Two segments of the population dominated the media’s interest in the two popes: homosexuals and women. In the 25 editorials, homosexuals were cited 13 times, and women 15. With the exception of a few editorials that gave faint praise to Pope Francis for not judging gays of goodwill, they were uniformly critical of the teachings of the Catholic Church on both subjects. Only two newspapers, USA Today and the Washington Post, did not mention either subject explicitly.
 
There is no other religion that is subjected to this kind of micro-scrutiny. The elite media react to Islam and Judaism with cautious restraint, and with voyeuristic intrusiveness to Catholicism. Yet when it comes to teachings on homosexuality and women, there is very little difference between the three monotheistic religions. Judaism is respected, Islam is feared, and Christianity – especially Catholicism – is loathed.

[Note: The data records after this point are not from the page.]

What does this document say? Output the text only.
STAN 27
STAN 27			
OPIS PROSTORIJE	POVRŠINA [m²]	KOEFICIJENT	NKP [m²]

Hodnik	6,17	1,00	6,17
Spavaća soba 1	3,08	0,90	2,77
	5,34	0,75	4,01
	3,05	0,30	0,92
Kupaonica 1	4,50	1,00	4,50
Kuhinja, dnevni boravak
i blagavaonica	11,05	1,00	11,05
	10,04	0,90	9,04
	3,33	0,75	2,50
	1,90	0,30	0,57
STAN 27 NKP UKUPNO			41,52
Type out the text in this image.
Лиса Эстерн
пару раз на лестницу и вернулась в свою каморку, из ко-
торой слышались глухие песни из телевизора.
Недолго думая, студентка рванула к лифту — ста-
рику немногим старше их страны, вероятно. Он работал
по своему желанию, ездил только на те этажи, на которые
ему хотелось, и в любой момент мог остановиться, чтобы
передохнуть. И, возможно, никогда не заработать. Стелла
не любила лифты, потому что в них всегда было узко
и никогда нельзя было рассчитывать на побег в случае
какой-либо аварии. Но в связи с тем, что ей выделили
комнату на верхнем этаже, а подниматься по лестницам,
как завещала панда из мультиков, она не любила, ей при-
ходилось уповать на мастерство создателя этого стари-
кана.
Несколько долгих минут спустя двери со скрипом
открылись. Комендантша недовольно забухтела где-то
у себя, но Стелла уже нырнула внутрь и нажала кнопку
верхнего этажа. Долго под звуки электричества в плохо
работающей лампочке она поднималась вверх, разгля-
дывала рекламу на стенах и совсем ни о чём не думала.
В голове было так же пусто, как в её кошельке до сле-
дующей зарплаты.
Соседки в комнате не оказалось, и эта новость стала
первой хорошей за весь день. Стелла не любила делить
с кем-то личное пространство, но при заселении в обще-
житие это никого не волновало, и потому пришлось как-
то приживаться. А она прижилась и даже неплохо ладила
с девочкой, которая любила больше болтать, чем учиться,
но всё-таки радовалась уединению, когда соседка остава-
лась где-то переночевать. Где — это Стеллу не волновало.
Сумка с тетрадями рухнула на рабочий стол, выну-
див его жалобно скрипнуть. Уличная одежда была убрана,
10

For a brief analysis of each newspaper’s editorials, look below:

Atlanta Journal-Constitution
(4-20-05): It bemoaned the Church’s “hard-line” on “the ordination of only men to the priesthood.”

Boston Globe
(4-20-05): It said Catholics will continue to ponder issues such as “women priests.”
( 4-3-13): “No one expects Pope Francis to be ordaining women priests any time soon.”

Chicago Tribune
(4-19-05): Pope Benedict XVI is “feared” by those who want to “ordain women.”
(4-20-05): It said the quickness with which the selection of Pope Benedict XVI was made meant the cardinals “weren’t consumed with mollifying Catholics” on the subject of women priests.
(3-14-13): It noted that Pope Francis has “forcefully opposed” such subjects as abortion and same-sex marriage.

Dallas Morning News
(4-20-05): Pope Benedict XVI “will not hesitate to wield a sword in defense of authentic Catholic teaching—even if it drives many away.”
(3-14-13): Pope Francis was criticized for his opposition to the Argentine government’s legalization of “same-sex marriage.”

Denver Post
(4-20-05): Prior to being named Pope Benedict XVI, he was “the driving force behind crackdowns” on “homosexuality” and “women’s ordination.”

Kansas City Star
(4-20-05): “Benedict likely won’t bend” on women’s ordination.
(3-13-13): Pope Francis will not “waver from the church leadership’s strident opposition to abortion, gay marriage….”

Los Angeles Times
(4-20-05): Pope Benedict XVI “probably will tolerate no talk of loosening church views on women priests.” He was also accused of “condemn[ing] gays.”
(3-14-13): It regretted to note that Pope Francis is not going to change the Church’s teachings on “same-sex marriage.”

Miami Herald
(3-16-13): Pope Francis is “an outspoken opponent of gay marriage” and he is a traditionalist on “the role of women.”
(7-30-13): Although Pope Francis was praised for saying he would not judge a gay person of goodwill, he “did not signal a doctrinal change in the church’s position that homosexual acts are a sin,” nor did he “retreat” on women’s ordination.

New York Times
(4-20-05): Pope Benedict XVI is not going to change on “homosexuality.”

Philadelphia Inquirer
(3-14-13): It is hoped that Pope Francis will “bring a new perspective on inflammatory social issues, such as abortion and homosexuality.”

San Francisco Chronicle
(4-20-05): Pope Benedict XVI needs to “knock the sharp edges off Catholicism by admitting women as priests.”
(3-14-13): Citing his opposition to gay marriage, it said, “The new pope is no free-thinking reformer.”
(7-30-13): It was encouraged by Pope Francis’ statement about not judging gays, but noted with disapproval that the “door is closed” on women’s ordination.

St. Louis Post-Dispatch
(4-20-05): “Those who hoped, against the odds, that the new pope might soften the church’s teachings” on “the ordination of women,” it said, “will be disappointed by the choice [of Pope Benedict XVI].”

Sun-Sentinel
(4-20-05): “There is nothing in Pope Benedict’s background to suggest he will give ground” on “the ordination of women as priests.”
(8-1-13): It was happy to learn that Pope Francis would not judge gays, but it noted “Francis offered no hope that they [women] may one day be ordained priests.”

USA Today
(4-20-05): It noted that “millions ignore church teachings” on moral issues.

Washington Post
(4-20-05): It took Pope Benedict XVI to task for impeding “the distribution of condoms in Africa and other developing countries.”